The council decided in order to supplement and enhance the force in numbers, equipment, mandate and scope of operations, to authorise an increase in the force strength of UNIFIL to a maximum of 15,000 troops, and that the force shall:

A. Monitor the cessation of hostilities.

B.  Accompany and support the Lebanese armed forces as they deploy throughout the south, including along the Blue Line, as Israel withdraws its armed forces from Lebanon.

C. Coordinate its activities… with the government of Lebanon and the government of Israel.

D. Extend its assistance to help ensure humanitarian access to civilian populations and the voluntary and safe return of displaced persons.

E. Assist the Lebanese armed forces in taking steps towards the establishment of the area as referred to in paragraph 8.

— As requested by Lebanon, the Security Council authorises UNIFIL to take all necessary action in areas of deployment of its forces and as it deems within its capabilities, to ensure that its area of operations is not utilised for hostile activities of any kind [and] to protect civilians under imminent threat of physical violence.
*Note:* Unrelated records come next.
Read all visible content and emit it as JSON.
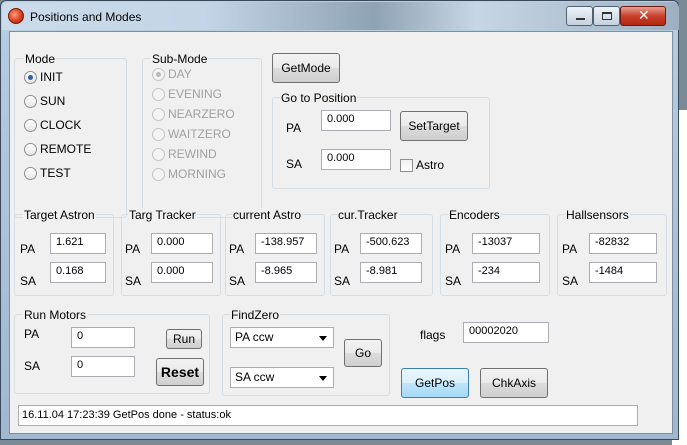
{
  "window": {
    "title": "Positions and Modes"
  },
  "mode": {
    "label": "Mode",
    "options": [
      "INIT",
      "SUN",
      "CLOCK",
      "REMOTE",
      "TEST"
    ],
    "selected": "INIT"
  },
  "submode": {
    "label": "Sub-Mode",
    "options": [
      "DAY",
      "EVENING",
      "NEARZERO",
      "WAITZERO",
      "REWIND",
      "MORNING"
    ],
    "selected": "DAY"
  },
  "getmode_button": "GetMode",
  "goto": {
    "label": "Go to Position",
    "pa_label": "PA",
    "pa_value": "0.000",
    "sa_label": "SA",
    "sa_value": "0.000",
    "settarget_button": "SetTarget",
    "astro_label": "Astro"
  },
  "panels": [
    {
      "label": "Target Astron",
      "pa_label": "PA",
      "pa": "1.621",
      "sa_label": "SA",
      "sa": "0.168"
    },
    {
      "label": "Targ Tracker",
      "pa_label": "PA",
      "pa": "0.000",
      "sa_label": "SA",
      "sa": "0.000"
    },
    {
      "label": "current Astro",
      "pa_label": "PA",
      "pa": "-138.957",
      "sa_label": "SA",
      "sa": "-8.965"
    },
    {
      "label": "cur.Tracker",
      "pa_label": "PA",
      "pa": "-500.623",
      "sa_label": "SA",
      "sa": "-8.981"
    },
    {
      "label": "Encoders",
      "pa_label": "PA",
      "pa": "-13037",
      "sa_label": "SA",
      "sa": "-234"
    },
    {
      "label": "Hallsensors",
      "pa_label": "PA",
      "pa": "-82832",
      "sa_label": "SA",
      "sa": "-1484"
    }
  ],
  "runmotors": {
    "label": "Run Motors",
    "pa_label": "PA",
    "pa_value": "0",
    "sa_label": "SA",
    "sa_value": "0",
    "run_button": "Run",
    "reset_button": "Reset"
  },
  "findzero": {
    "label": "FindZero",
    "combo1": "PA ccw",
    "combo2": "SA ccw",
    "go_button": "Go"
  },
  "flags": {
    "label": "flags",
    "value": "00002020"
  },
  "getpos_button": "GetPos",
  "chkaxis_button": "ChkAxis",
  "status": "16.11.04 17:23:39  GetPos done - status:ok"
}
It also urges member states to consider making appropriate contributions to UNIFIL and to respond positively to requests for assistance from the force, and expresses its strong appreciation to those who have contributed to UNIFIL in the past.

The council calls upon the government of Lebanon to secure its borders and other entry points to prevent the entry in Lebanon without its consent of arms or related materiel and requests UNIFIL… to assist the government of Lebanon at its request.
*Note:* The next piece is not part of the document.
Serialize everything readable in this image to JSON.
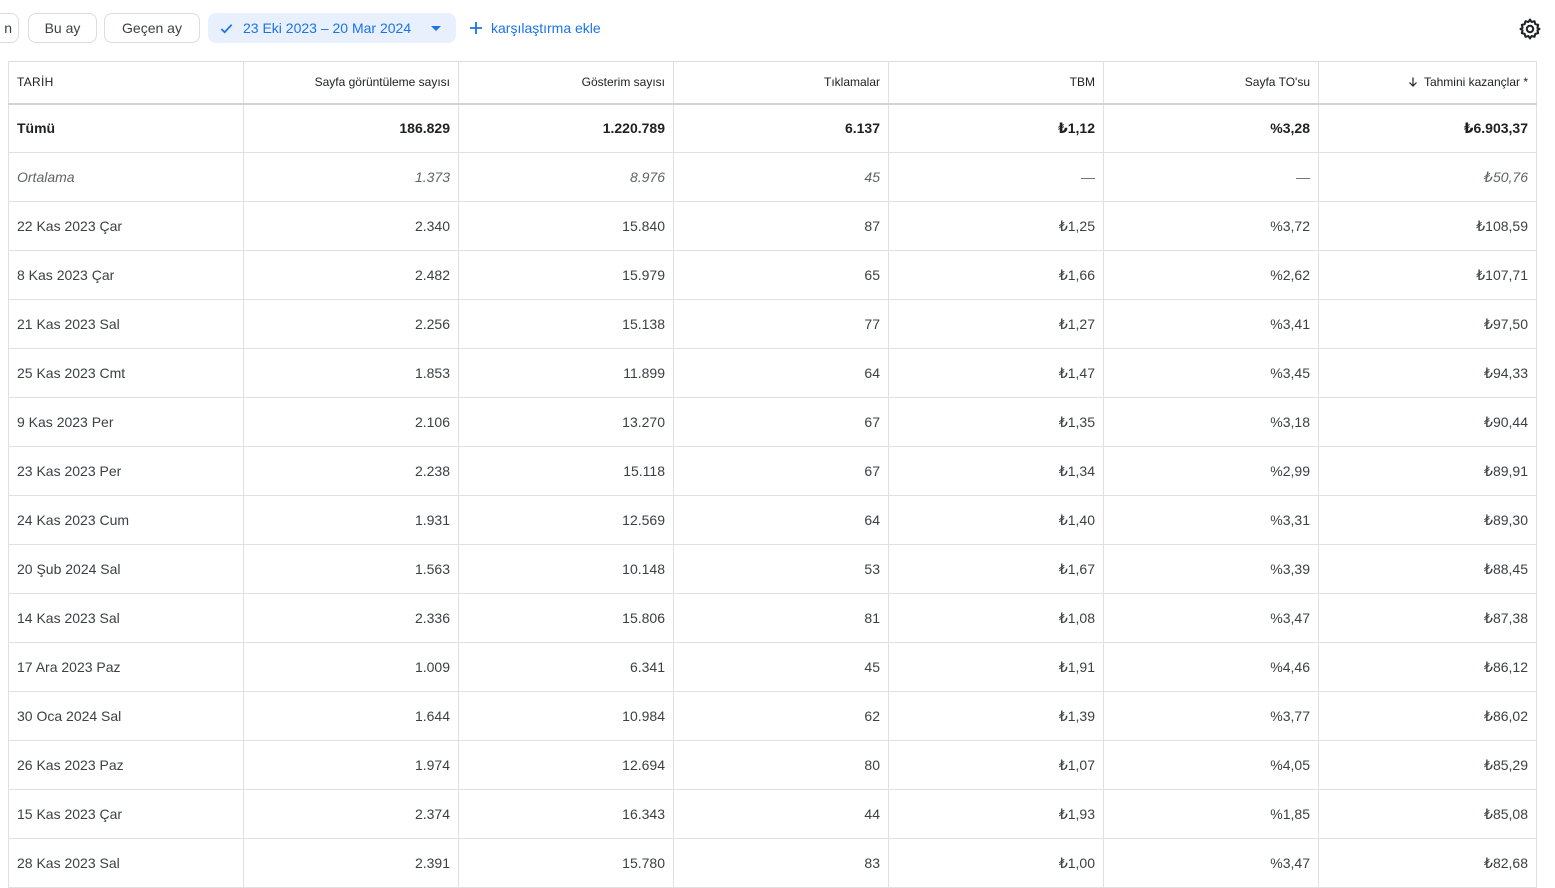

It decides further that all states shall take the necessary measures to prevent, by their nationals or from their territories or using their flag vessels or aircraft, (a) the sale or supply to any entity or individual in Lebanon of arms and related materiel of all types, including weapons and ammunition, military vehicles and equipment, paramilitary equipment, and spare parts for the aforementioned, whether or not originating in their territories, and (b) the provision to any entity or individual in Lebanon of any technical training or assistance related to the provision, manufacture, maintenance or use of the items listed in subparagraph (a) above, except that these prohibitions shall not apply to arms, related material, training or assistance authorised by the government of Lebanon or by UNIFIL.

The council expresses its intention to consider in a later resolution further enhancements to the mandate and other steps to contribute to the implementation of a permanent ceasefire and a long-term solution.

It also requests the secretary general to report to the council within one week on the implementation of this resolution and subsequently on a regular basis.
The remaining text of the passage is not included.